NY Court of Appeals hears redistricting case, as Democrats angle to retake US House

New York’s highest court heard arguments Wednesday in a lawsuit that could reshape congressional districts in the state, which is expected to be a key battleground next year in the fight for control of the U.S. House.
The Court of Appeals hearing in Buffalo came as Democrats want to scrap the state's district lines after losing congressional seats that helped Republicans win a narrow majority last year.
Democrats want the maps to be redrawn in a way that will give the party an edge in 2024. Republicans are trying to keep the current district lines in place.
The case could have major ramifications for the coming elections, where Republicans' control of the House is set to be tested by races in New York and other states where redistricting battles could sway seats in favor of either party.
“New York is being looked at as one state that can provide more congressional opportunities,” said New York Law School professor Jeffrey Wice, adding “each of these court battles matter as Democrats try to win their way back to a majority.”
The lawsuit follows a bungled redistricting effort by Democrats for the 2022 elections.
The maps used in last year’s elections were supposed to be drawn by an independent, bipartisan commission that was established by voters to remove politics from the redistricting process. But Republicans and Democrats on the commission could not reach a consensus and eventually gave up, allowing the Democrat-controlled Legislature to draw its own map.
That map was expected to give Democrats a major edge by clustering Republican voters into a few GOP super districts, while diluting their voting power in the rest of the state.
A legal challenge stopped the Democrats' plan though.
The Court of Appeals ruled that the state Legislature hadn’t followed proper procedure in adopting the maps. A judge instead had an independent expert draw a new set of congressional lines that, along with strong GOP turnout, led to Republicans flipping seats in the New York City suburbs and gaining control of the House.
Now, Democrats want the Court of Appeals to restart the redistricting process.

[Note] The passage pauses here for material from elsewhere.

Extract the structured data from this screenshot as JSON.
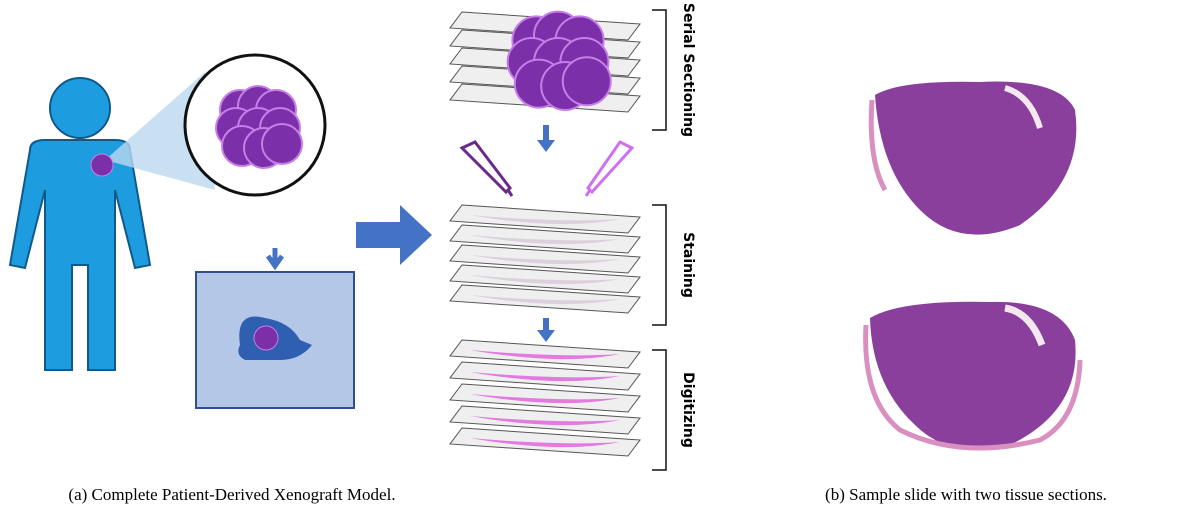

They argued that the maps should be redrawn by the commission, following a set of procedures in state law, rather than reusing the court-drawn map from last year.
Republicans said the court’s expert came up with politically balanced districts that shouldn’t be discarded.
“They’re asking for a do-over to try and gerrymander the state again, and it really flies in the face of common sense,” said John Faso, a former congressman who is advising other Republicans in the case.
Judges on the Court of Appeals applied heavy scrutiny to both sides during the almost two-hour long hearing Wednesday, which centered on the interpretation of constitutional questions that have lingered over the current map. It is unclear exactly when the Court of Appeals will issue a decision in the case.
Similar redistricting fights are still playing out in other states.
Nationwide, Democrats have dedicated major financial and organizational resources to retake districts in New York next year. Republicans are aiming to hold onto the seats, focusing on issues such as crime and the arrival of migrants that they hope will animate suburban voters.
About a week ago, many looked to New York's election results for clues about how suburban areas around the country may vote next year.
Republicans, who won all four congressional races on Long Island in 2022, continued their streak there with wins in county executive races. Democrats, meanwhile, notched wins in suburbs north of the city.